Het embargo van 1973 en de spectaculaire prijsverhoging hadden een sterk en helder politiek signaal tot gevolg. De landen van de OESO moesten ongekende rantsoeneringsplannen ontwikkelen, en dat in vredestijd: beperkingen in de bevoorrading van de industrie (Groot-Brittannië), sluiting van pompstations, snelheidsbeperking op snelwegen, temperatuurnormen in publieke gebouwen (20 graden Celsius in Frankijk), bewustmaking van de publieke opinie (de strijd tegen verspilling), een verbod op verlichting van kantoren en lichtreclames na 22.00 uur, geen televisie-uitzendingen meer na 23.00 uur (Frankrijk), een verbod op autorijden op zondag (Zwitserland, Nederland…). Deze maatregelen hadden tot doel de economie massaal te « ont-oliën » (niet het verminderen van de CO2-uitstoot). De crisis liet de kwetsbaarheid van hele sectoren afhankelijk van koolwaterstoffen zien, met in het bijzonder de landbouw door mechanisatie en het gebruik van kunstmest.

De ontwikkeling van alternatieve energiebronnen vereiste enorme kapitaaluitgaven, veel tijd en onderzoek en een grote scholingsinspanning. In Frankrijk werd nucleaire energie – al heel lang voorbereid – snel ontwikkeld, met daardoor een spectaculaire terugval in het oliegebruik voor elektriciteitsproductie. Hoewel de transformatie van steenkool in olie – toegepast in nazi-Duitsland – niet erg rendabel bleek, werd de winning van leisteengas in de VS al eind jaren 1960 overwogen. Onderzoek naar kunstmatige breuken (door ondergrondse nucleaire explosies, door conventionele explosieven of door waterinjecties) vonden plaats vanaf 2010 voor het Amerikaan « wonder » van leisteengas gevolgd door leisteenolie: een ramp voor het milieu.

Het in november 1974 opgerichte internationaal energie-agentschap had allereerst de missie om de strategische voorraden van de OESO-landen in de gaten te houden, die haar leden opriep « nationale energierekeningen « op de stellen om de impact van politieke beslissingen te evalueren en een volgsysteem te ontwikkelen van bezuinigingsprogramma’s in sectoren als transport en de bouw. De auto-industrie kreeg spectaculaire normen opgelegd die kleinere en soberder auto’s voorrang gaf. Het warmte-isoleren van woningen werd gesteund, etc.
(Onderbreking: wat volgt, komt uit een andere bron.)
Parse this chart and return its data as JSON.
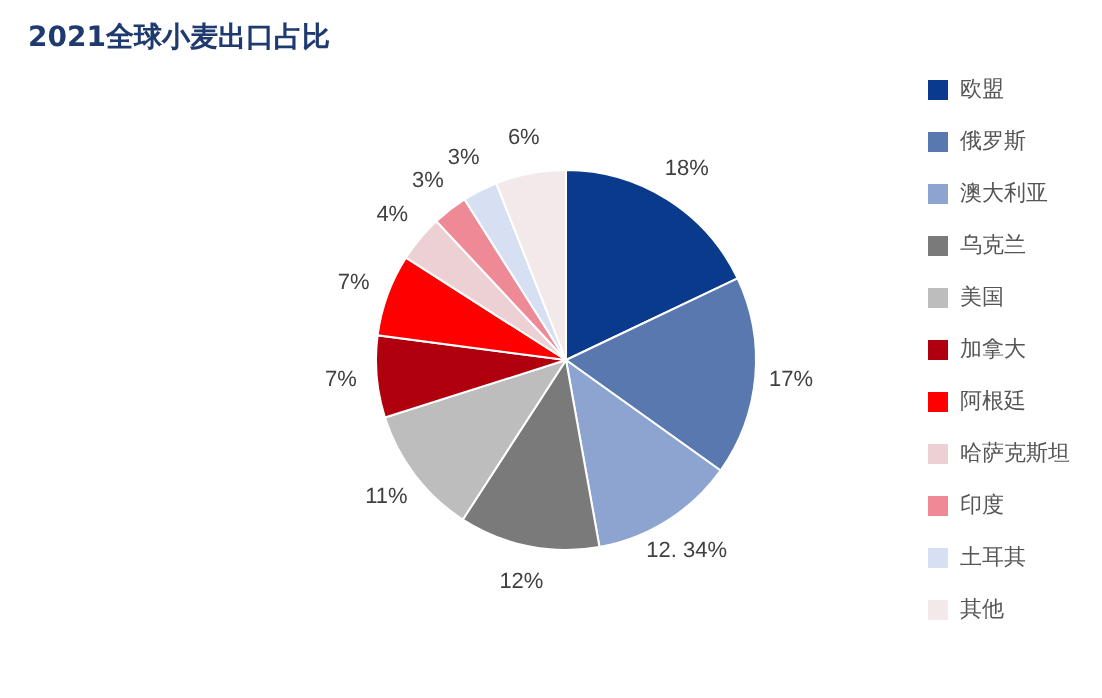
{
  "chart_data": {
    "type": "pie",
    "title": "2021全球小麦出口占比",
    "categories": [
      "欧盟",
      "俄罗斯",
      "澳大利亚",
      "乌克兰",
      "美国",
      "加拿大",
      "阿根廷",
      "哈萨克斯坦",
      "印度",
      "土耳其",
      "其他"
    ],
    "values": [
      18,
      17,
      12.34,
      12,
      11,
      7,
      7,
      4,
      3,
      3,
      6
    ],
    "value_labels": [
      "18%",
      "17%",
      "12. 34%",
      "12%",
      "11%",
      "7%",
      "7%",
      "4%",
      "3%",
      "3%",
      "6%"
    ],
    "colors": [
      "#0a3a8c",
      "#5a78b0",
      "#8ea4d0",
      "#7a7a7a",
      "#bdbdbd",
      "#b0000e",
      "#ff0000",
      "#ecd0d4",
      "#ee8a96",
      "#d6e0f2",
      "#f3e8ea"
    ],
    "legend": "right"
  }
}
Maar het collaterale, het zijdelingse slachtoffer van de crisis was het milieu. Hoewel ecologische zorgen in het publieke debat al eind jaren 1960 kenbaar gemaakt werden en begonnen werd met de impact van verbranding van fossiele brandstoffen in modellen zichtbaar te maken (denk aan de publicatie van « Grenzen aan de groei » van de Club van Rome) deed de eerste oliecrisis en daarna de tweede oliecrisis in 1979 deze van de agenda schrappen. Tragisch genoeg had de oliecrisis in de jaren 1970 de triomf van de ideologie van de vrije markt als redding van de wereld als gevolg, waarin de centrale positie van energie fundamenteel werd genegeerd, en die zich nu onmachtig toont om het grootste probleem van vandaag aan te pakken: klimaatopwarming.

De klimaatopwarming met al zijn catastrofale gevolgen gaat momenteel gewoon verder. Eén van deze gevolgen is een drastische vermindering van de voedselproductie en de kwaliteit ervan, die leidt tot grote hongersnoden – die zijn bovendien een bron van gewapende conflicten. China heeft daarom onlangs besloten – en dus niet alleen om geopolitieke redenen – een grootscheeps landbouwprogramma op te starten om zo snel mogelijk volledig autarkisch (zelfvoorzienend) te worden. De realisering van dat programma kost gigantisch veel energie. China heeft daarom besloten haar toezeggingen in het kader van het klimaatverdrag van Parijs (2015) en de COP’s om haar economie te « vergroenen » in te trekken en weer veel meer steenkool, gas en olie in te zetten, met veel meer CO2-uitstoot tot gevolg. Merkwaardig dat ik daarover – voor zover ik heb kunnen zien – niets in de media heb gelezen. Inderdaad, op alle fronten versnelt de klimaatopwarming, en daarmee verslechtert de toekomst van de mensheid.